The travelblogeteria(tm) is chock full o’ complainin’ today about the admittedly annoying changes US Airways and American made to their programs yesterday, with much of the complaining focused on how it isn’t “fair” for the airlines to do this, and that airlines need to be more “respectful” of their program members.
That is absolutely hilarious.
A few thoughts here:
- These are public companies, and their first responsibility is to their shareholders. Sure, some companies will tell you that without happy customers they can’t run a profitable business. That has not been the case for airlines. Southwest Airlines has very happy customers and from May 2011 to this month, their stock when from roughly $12 to roughly $24. Spirit’s stock went from $11 to $60 during that period (they IPO’d in May 2011). Delta, who has had the industry-worst frequent flyer program, saw its stock triple during that period. You can love (or LUV) your customers, or you can get great stock returns. You pick.
- I know everyone in frequent flyer programs are referred to as “members” but we are not “members” – we are people who are hoarding a highly speculative currency. As I wrote last year:
First, they are not loyalty programs. A loyalty program would reward loyalty. Airline and hotel points programs do not reward loyalty; they issue a currency…and, like all currencies, they can be devalued (or overvalued) over time. We are always surprised, shocked, and offended when airlines and hotels change the value of the currency, and on some level I blame them for it — if these are loyalty programs, is our loyalty now less valuable? Well, no – because they’re just issuing currency, not rewarding loyalty. Starwood is basically the Central Bank of the Republic of Starwood.
Airlines have printed points like, as I’ve said before, they’re Zimbabwe’s finance minister…we cannot possibly expect their value to hold when points are so readily available. And there’s literally nothing keeping airlines from devaluing the points, changing the rules for the points, or adding fees to using the points. It’s in the fine print, but it’s in there. I’m not sure why this is surprising – we have been kidding ourselves if we think that we have all been good soldiers and we can’t believe that we are being betrayed. Please. You think there’s no cost to Vanilla Reloads and credit card churns? THIS is the cost.
- How many people complaining about this have earned these miles through credit card churn, and not through airline loyalty, by the way?
- Fly coach…there are no changes there.
- I was actually serious yesterday when I wrote that you should buy shares in the airlines you fly as a hedge against these moves. Sure it’s annoying when airlines change their rules, but if they’re doing it to boost their bottom line, why wouldn’t you take advantage of the upside there? Airline stocks have been gangbusters over the past couple of years now that they’re actually running good businesses and charging fees where they can. I know that’s annoying as a traveler; but I’ve hedged that by buying shares in US Airways & Spirit Airlines. Suddenly that $3 water on Spirit isn’t so annoying. Plus, if hoarding points IS currency speculation (which I argue it is) then I SHOULD have a hedge against it. Which I’ve done.

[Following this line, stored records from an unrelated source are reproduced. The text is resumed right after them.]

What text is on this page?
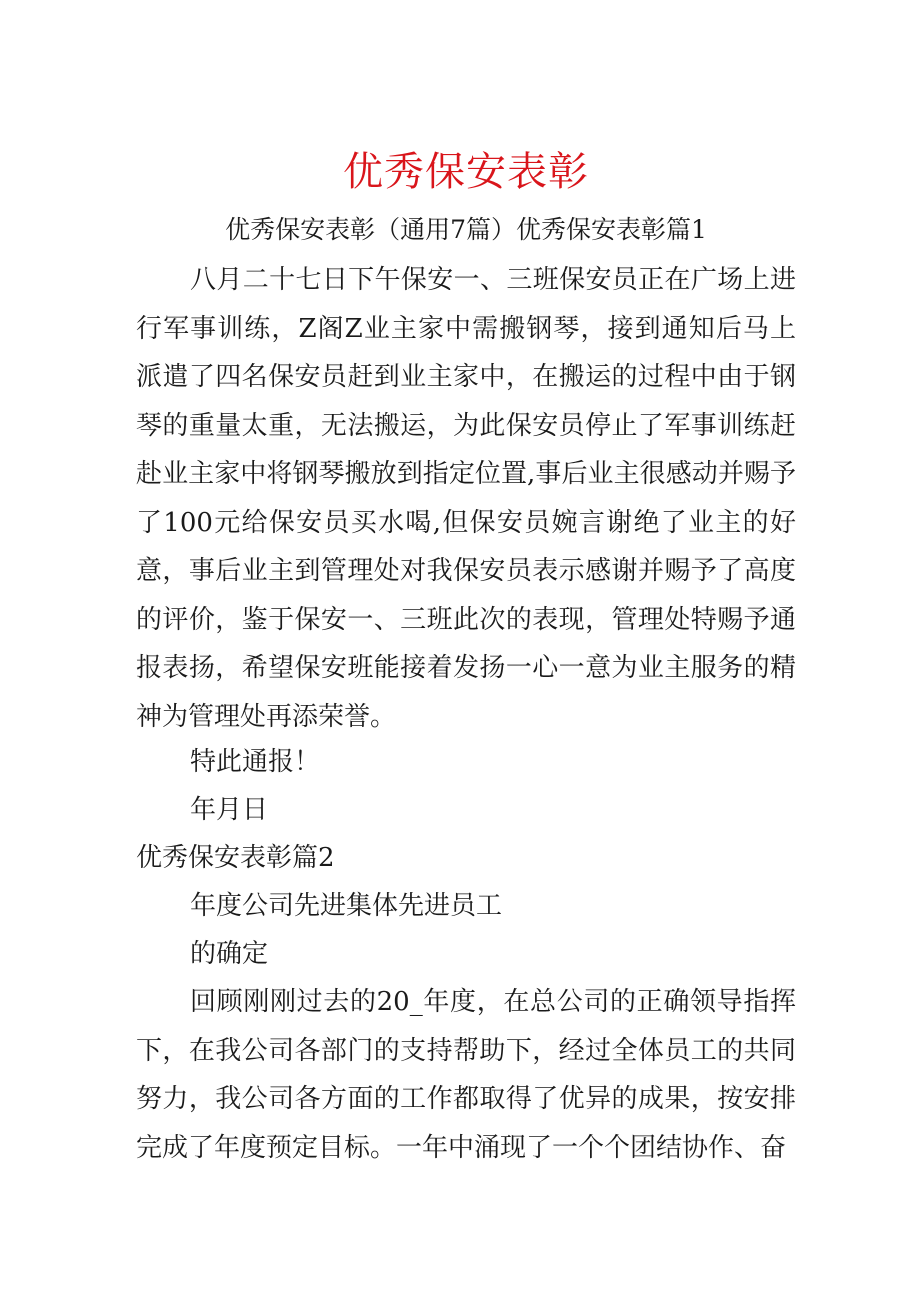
优秀保安表彰
优秀保安表彰（通用7篇）优秀保安表彰篇1
八月二十七日下午保安一、三班保安员正在广场上进行军事训练，Z阁Z业主家中需搬钢琴，接到通知后马上派遣了四名保安员赶到业主家中，在搬运的过程中由于钢琴的重量太重，无法搬运，为此保安员停止了军事训练赶赴业主家中将钢琴搬放到指定位置,事后业主很感动并赐予了100元给保安员买水喝,但保安员婉言谢绝了业主的好意，事后业主到管理处对我保安员表示感谢并赐予了高度的评价，鉴于保安一、三班此次的表现，管理处特赐予通报表扬，希望保安班能接着发扬一心一意为业主服务的精神为管理处再添荣誉。
特此通报！
年月日
优秀保安表彰篇2
年度公司先进集体先进员工
的确定
回顾刚刚过去的20_年度，在总公司的正确领导指挥下，在我公司各部门的支持帮助下，经过全体员工的共同努力，我公司各方面的工作都取得了优异的成果，按安排完成了年度预定目标。一年中涌现了一个个团结协作、奋
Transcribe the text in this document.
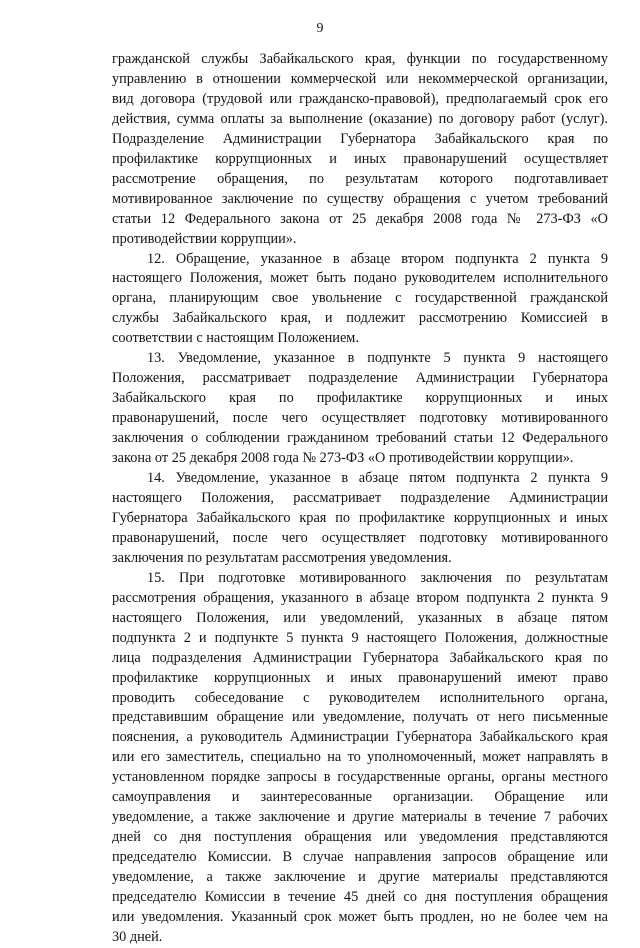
9
гражданской службы Забайкальского края, функции по государственному
управлению в отношении коммерческой или некоммерческой организации,
вид договора (трудовой или гражданско-правовой), предполагаемый срок его
действия, сумма оплаты за выполнение (оказание) по договору работ (услуг).
Подразделение Администрации Губернатора Забайкальского края по
профилактике коррупционных и иных правонарушений осуществляет
рассмотрение обращения, по результатам которого подготавливает
мотивированное заключение по существу обращения с учетом требований
статьи 12 Федерального закона от 25 декабря 2008 года № 273-ФЗ «О
противодействии коррупции».
12. Обращение, указанное в абзаце втором подпункта 2 пункта 9
настоящего Положения, может быть подано руководителем исполнительного
органа, планирующим свое увольнение с государственной гражданской
службы Забайкальского края, и подлежит рассмотрению Комиссией в
соответствии с настоящим Положением.
13. Уведомление, указанное в подпункте 5 пункта 9 настоящего
Положения, рассматривает подразделение Администрации Губернатора
Забайкальского края по профилактике коррупционных и иных
правонарушений, после чего осуществляет подготовку мотивированного
заключения о соблюдении гражданином требований статьи 12 Федерального
закона от 25 декабря 2008 года № 273-ФЗ «О противодействии коррупции».
14. Уведомление, указанное в абзаце пятом подпункта 2 пункта 9
настоящего Положения, рассматривает подразделение Администрации
Губернатора Забайкальского края по профилактике коррупционных и иных
правонарушений, после чего осуществляет подготовку мотивированного
заключения по результатам рассмотрения уведомления.
15. При подготовке мотивированного заключения по результатам
рассмотрения обращения, указанного в абзаце втором подпункта 2 пункта 9
настоящего Положения, или уведомлений, указанных в абзаце пятом
подпункта 2 и подпункте 5 пункта 9 настоящего Положения, должностные
лица подразделения Администрации Губернатора Забайкальского края по
профилактике коррупционных и иных правонарушений имеют право
проводить собеседование с руководителем исполнительного органа,
представившим обращение или уведомление, получать от него письменные
пояснения, а руководитель Администрации Губернатора Забайкальского края
или его заместитель, специально на то уполномоченный, может направлять в
установленном порядке запросы в государственные органы, органы местного
самоуправления и заинтересованные организации. Обращение или
уведомление, а также заключение и другие материалы в течение 7 рабочих
дней со дня поступления обращения или уведомления представляются
председателю Комиссии. В случае направления запросов обращение или
уведомление, а также заключение и другие материалы представляются
председателю Комиссии в течение 45 дней со дня поступления обращения
или уведомления. Указанный срок может быть продлен, но не более чем на
30 дней.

- And perhaps, then, shame on all of us who write about miles for not stressing more clearly that miles have no value until used. I’ve danced around that idea (as I appear to be the only person telling people not to take advantage of the US Airways mileage sale the other day), but speculatively buying points always seemed crazy to me. Yesterday I was reminded why that is.
- And finally…for all of the virtual ink that was shed on this and how unfair it is and how badly we’re treated, I just wanted to remind everyone that the CEO of General Motors has been in front of Congress trying to explain why they didn’t bother recalling cars that they knew had caused the deaths of 12 of their customers. Eliminating a free stopover and charging for upgrades seems like a petty complaint in comparison.